The final conclusion is confusing but fully concordant with a neo-Realist analysis that deals with states in the abstract. There has clearly been a lot of research done and a full understanding of the region is clear, however the choice of such an approach has taken the analysis down a dead end. Relations between China and Vietnam are not peaceful and cooperative as claimed, and have been in a condition of suspicion for a long time, including the northern border areas especially. The Mekong river is not, and has never been (despite 1950s/1960s optimism), the basis for cooperation. Instead, greater knowledge of outside investment and crucially technology, has created north-south regional tensions, and acted as the basis for richer states (Thailand) to intervene in poorer states (Laos).

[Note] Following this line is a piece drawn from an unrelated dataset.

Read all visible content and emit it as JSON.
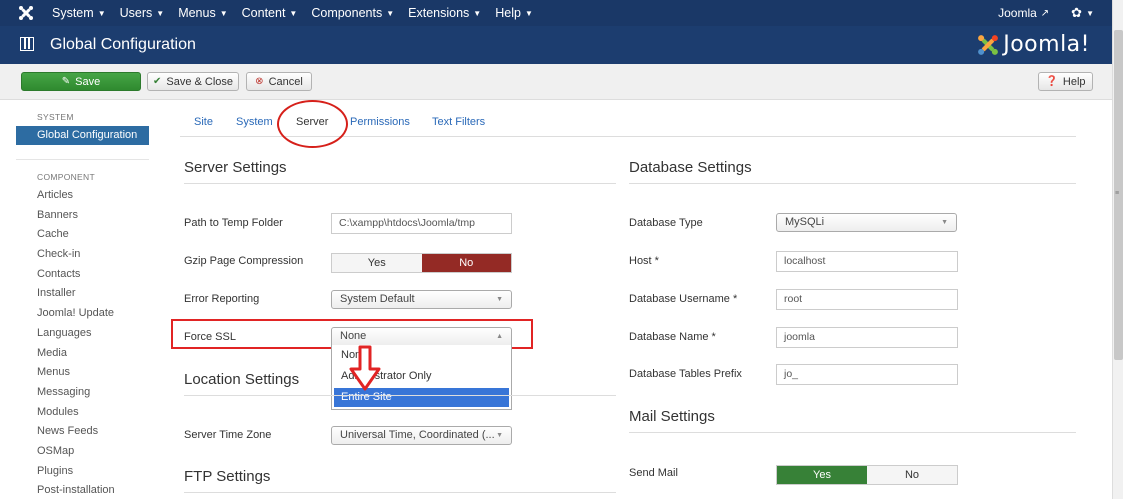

Old confluences of power between the periphery states of Vietnam and Thailand into the central Mekong states of Cambodia and Laos are centuries old. The conflicts in the Mekong are historical, cultural, national and post-colonial more than they are about power games and states. There is in this text the underpinnings of a good analysis, however it has unfortunately used the wrong tools and omitted key outside actors to the set problem, notably Japan and Korea.
Suggested Citation:
Ryan Hartley (2017), Review of “Regionalism in China-Vietnam Relations: Institution Building in the Greater Mekong Subregion”, by Oliver Hensengerth, East Asian Integration Studies, Vol. 10, no. 2.